A Response to Sacred Scared
Where I give up some of my time each Friday to respond to various blogs I've read.
I’ve been blogging for a few months now, and seasoned veteran that I am, I’d like to share with you a few observations about the blogging community.
At first, your blogging community consists of your family and friends. Which is fine but you’d surely like that audience to grow. Also, you develop a fear that said friends will shy away from you for fear they might be the next subject of an article.
You realize blog comments from your parents and best friend just do. not. count.
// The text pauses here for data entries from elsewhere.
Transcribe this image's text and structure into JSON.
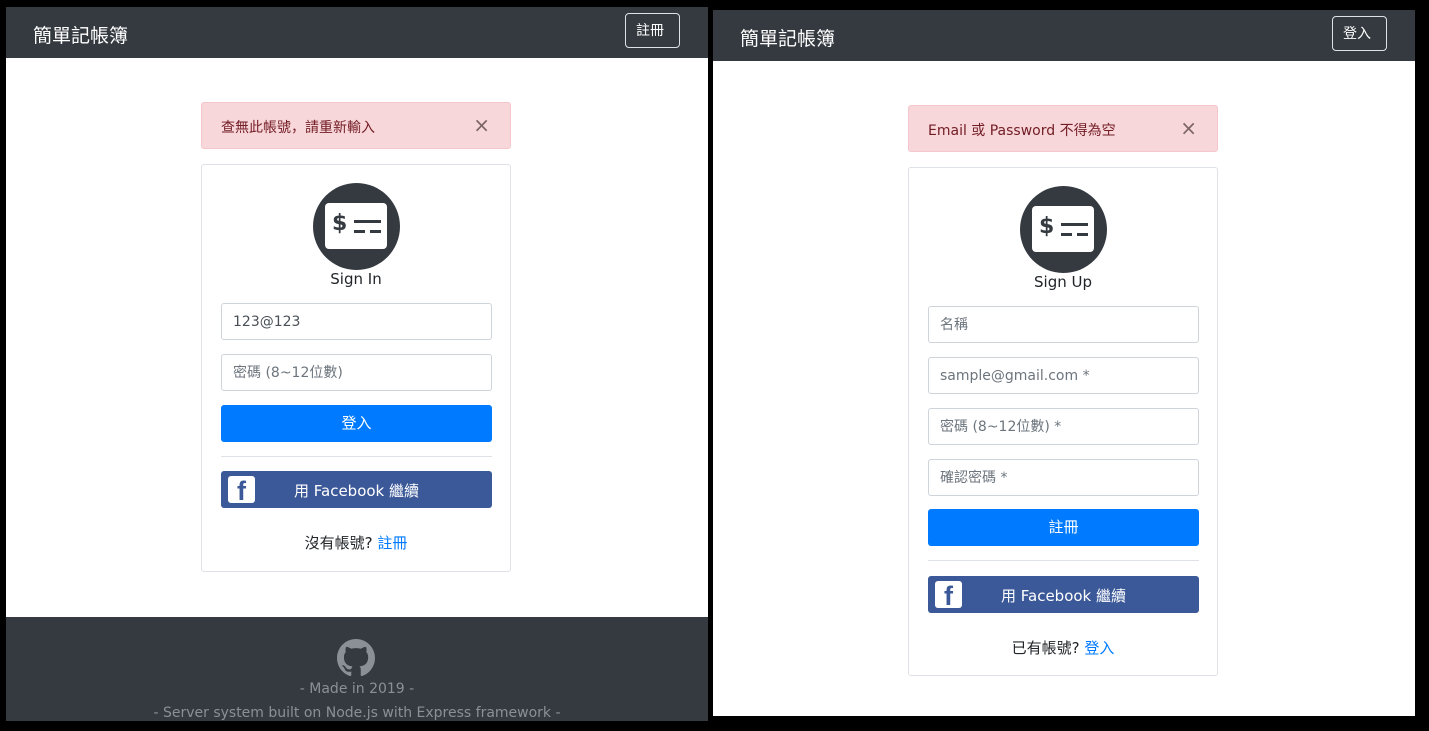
{
  "left": {
    "navbar": {
      "brand": "簡單記帳簿",
      "action": "註冊"
    },
    "alert": {
      "message": "查無此帳號，請重新輸入",
      "close": "×"
    },
    "card": {
      "title": "Sign In",
      "email": {
        "value": "123@123",
        "placeholder": ""
      },
      "password": {
        "placeholder": "密碼 (8~12位數)"
      },
      "submit_label": "登入",
      "facebook_label": "用 Facebook 繼續",
      "prompt": "沒有帳號?",
      "link": "註冊"
    },
    "footer": {
      "line1": "- Made in 2019 -",
      "line2": "- Server system built on Node.js with Express framework -"
    }
  },
  "right": {
    "navbar": {
      "brand": "簡單記帳簿",
      "action": "登入"
    },
    "alert": {
      "message": "Email 或 Password 不得為空",
      "close": "×"
    },
    "card": {
      "title": "Sign Up",
      "name": {
        "placeholder": "名稱"
      },
      "email": {
        "placeholder": "sample@gmail.com *"
      },
      "password": {
        "placeholder": "密碼 (8~12位數) *"
      },
      "confirm": {
        "placeholder": "確認密碼 *"
      },
      "submit_label": "註冊",
      "facebook_label": "用 Facebook 繼續",
      "prompt": "已有帳號?",
      "link": "登入"
    }
  },
  "colors": {
    "navbar": "#343a40",
    "primary": "#007bff",
    "facebook": "#3b5998",
    "alert_bg": "#f8d7da",
    "alert_text": "#721c24"
  },
  "icons": {
    "logo": "dollar-receipt-icon",
    "facebook": "facebook-icon",
    "github": "github-icon",
    "close": "close-icon"
  }
}
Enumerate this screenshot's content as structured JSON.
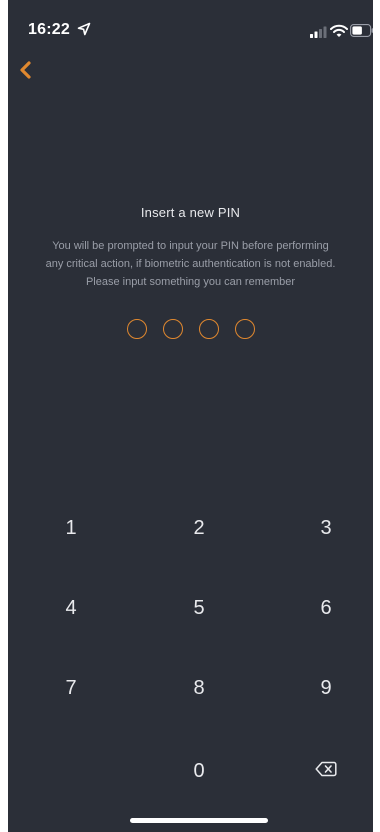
{
  "status_bar": {
    "time": "16:22",
    "icons": [
      "location-arrow-icon",
      "signal-icon",
      "wifi-icon",
      "battery-icon"
    ]
  },
  "nav": {
    "back_icon": "chevron-left-icon"
  },
  "content": {
    "title": "Insert a new PIN",
    "description_lines": [
      "You will be prompted to input your PIN before performing",
      "any critical action, if biometric authentication is not enabled.",
      "Please input something you can remember"
    ],
    "pin_length": 4,
    "pin_entered": 0
  },
  "keypad": {
    "keys": [
      "1",
      "2",
      "3",
      "4",
      "5",
      "6",
      "7",
      "8",
      "9",
      "0"
    ],
    "delete_icon": "backspace-icon"
  },
  "colors": {
    "background": "#2b2f38",
    "accent": "#e0882f",
    "text_primary": "#e9eaed",
    "text_secondary": "#9a9ea8"
  }
}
You’ll spend a good deal of time researching and beating your head against the wall wondering how you can get a complete stranger to follow your blog and comment on what they read.
Finally, and this is a major plus, you spend lots of time reading other bloggers. I already have a list of five to ten like-minded authors I follow. People who share similar ideas and inclinations to mine. Already, I have mentors.
One of the blogs on my list is Glennon Melton’s Momastery.com. Last month, she ran a series called “Sacred Scared,” in which she asked some well-known Christian writers, many of them fellow bloggers, to share with her audience their deepest fear. Not so we could call them wimps. But so we could see their normalcy. We could know these successful people aren’t uniquely talented or fearless. They are just uniquely called by God to do a work.
Immediately, this causes one to reflect on his or her own “scareds.” What holds you back, or at the very least, keeps you up at night? What quality do you never want anyone to know about you? Things you know are not bigger than Christ, but all the same our enemy uses them to break your stride and he keeps feeding you the lies.
Thinking about this took me back to a sermon my pastor gave some time ago. He taught on the labels we’ve gotten from others. He refuted the lie, “sticks and stones may break my bones, but words can never hurt me.” At the end of the message, he handed out a nametag to each individual. He encouraged us to come up with a godly response to those false labels people give us. I got mine and thought for only a moment before writing, “accepted.”
This label surprised even me. I am a sociable person and make friends easily. With few exceptions, people tend to like me or at least pretend they do. But I knew I had labeled myself correctly. That word, “accepted,” was what I most wanted from my peers.
For I know all too well the ways I am different. I remember the yearbook entry I received in the eighth grade, in which a good friend encouraged me to “not read so much over the summer but have a little fun.” I realize not everyone wishes they knew Hebrew so they could better understand the Old Testament.
I worry deep, deep down that by blogging and talking about my love for the Bible, some will think I am trying to show myself better than others. They will think I am trying to be the next Beth Moore (although I can think of far worse role models). When really, really, who I am trying to be is me. All of the “me” God created.
So there you have it. Christ constantly reminds me He must be enough in my life. I know ultimately I must find my acceptance from Him. But down here, among all of you; I want you to accept me. With all my unique features. More than that, I want us to accept one another and celebrate our own uniqueness.
That’s the reality of my sacred scared, Glennon. Thanks for asking.